Two weeks ago I wrote on this blog about a new fee from Homeaway, a vacation home rental giant. I noted that the pricing move made good sense for a number of reasons.
The post generated quite a response. I’ve received a series of comments, many of them thoughtful, from Homeaway and VRBO customers. The consistent theme is that people think the new fee is unreasonable and damaging. Property owners are now looking for alternative sites.
Many of the posts reflect deep anger. One person wrote, “Execs at VRBO/HOMEAWAY/EXPEDIA are under-handed, double-talking, contract-breaking, money-grabbing crooks.”
Clearly, Homeaway’s new fee isn’t going over well. So what happened?
While I continue to think that the new fee makes sense from a business perspective, Homeaway failed on implementation. There were three issues:
Homeaway did a poor job informing people about the change. One day Homeaway just started imposing the significant new fee. It showed up unannounced, and this confused both property owners and renters. The surprise turned to anger.
Homeaway justified the new fees by explaining that the company was investing more in advertising. This rationale didn’t resonate with most property owners. Many simply didn’t believe it.

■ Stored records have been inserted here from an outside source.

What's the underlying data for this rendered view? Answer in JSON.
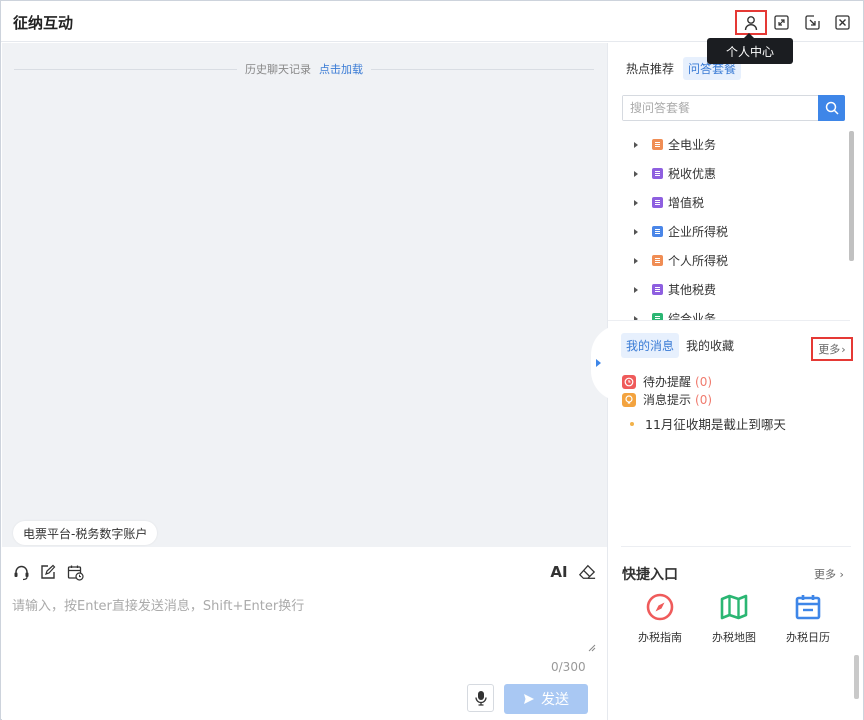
{
  "window": {
    "title": "征纳互动"
  },
  "titlebar": {
    "tooltip": "个人中心",
    "buttons": [
      "user-icon",
      "maximize-icon",
      "minimize-icon",
      "close-icon"
    ]
  },
  "chat": {
    "history_label": "历史聊天记录",
    "history_link": "点击加载",
    "context_chip": "电票平台-税务数字账户"
  },
  "input": {
    "placeholder": "请输入，按Enter直接发送消息，Shift+Enter换行",
    "value": "",
    "counter": "0/300",
    "ai_label": "AI",
    "send_label": "发送"
  },
  "right_panel": {
    "tabs": [
      {
        "label": "热点推荐",
        "active": false
      },
      {
        "label": "问答套餐",
        "active": true
      }
    ],
    "search_placeholder": "搜问答套餐",
    "tree": [
      {
        "label": "全电业务",
        "color": "#f08d54"
      },
      {
        "label": "税收优惠",
        "color": "#8e5fe0"
      },
      {
        "label": "增值税",
        "color": "#8e5fe0"
      },
      {
        "label": "企业所得税",
        "color": "#4a86e8"
      },
      {
        "label": "个人所得税",
        "color": "#f08d54"
      },
      {
        "label": "其他税费",
        "color": "#8e5fe0"
      },
      {
        "label": "综合业务",
        "color": "#2bb673"
      }
    ],
    "msg_tabs": [
      {
        "label": "我的消息",
        "active": true
      },
      {
        "label": "我的收藏",
        "active": false
      }
    ],
    "msg_more": "更多",
    "messages": [
      {
        "label": "待办提醒",
        "count": "(0)",
        "color": "#ef5b5b"
      },
      {
        "label": "消息提示",
        "count": "(0)",
        "color": "#f3a33f"
      }
    ],
    "notice": "11月征收期是截止到哪天",
    "quick": {
      "title": "快捷入口",
      "more": "更多",
      "items": [
        {
          "label": "办税指南",
          "icon": "compass-icon",
          "color": "#ef5b5b"
        },
        {
          "label": "办税地图",
          "icon": "map-icon",
          "color": "#2bb673"
        },
        {
          "label": "办税日历",
          "icon": "calendar-icon",
          "color": "#3e86e8"
        }
      ]
    }
  }
}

I suspect everyone knew the real motivation: Homeaway wanted to increase profits. Providing a justification that lacked credibility did more harm than good; it made the company look disingenuous. It was an almost insulting move. Did Homeaway executives really think some pleasant statements about marketing would make all of their customers happy with a massive price increase?
Homeaway’s new fee helps Homeaway and Expedia, its new owner. It provides no benefit at all for customers. For them, it is just a considerable incremental cost. It isn’t surprising that customers are not happy with the change.
Homeaway should have had a much more developed communication program. The company could have given property managers a significant advanced notice, with a series of emails and articles. Homeaway also should have been honest about the rationale.
Most importantly, a more balanced proposition would have eased the impact of the news. Homeaway, for example, could have reduced existing listing fees as it introduced the new structure. The company could have cut credit card charges, or added an insurance program.
Starbucks recently changed its awards program, restructuring how people earned points. The move was fairly significant but seems to have generated little negative reaction. The reason? Starbucks communicated the changes at length and well in advance. The company also noted that the new program was an improvement for many customers.
The lesson is that you have to be careful when making a major change to an existing business. Communication is key. As a speaker in my class at Kellogg noted last week, “Take a deep breath and don’t do anything until you think through the communication plan.”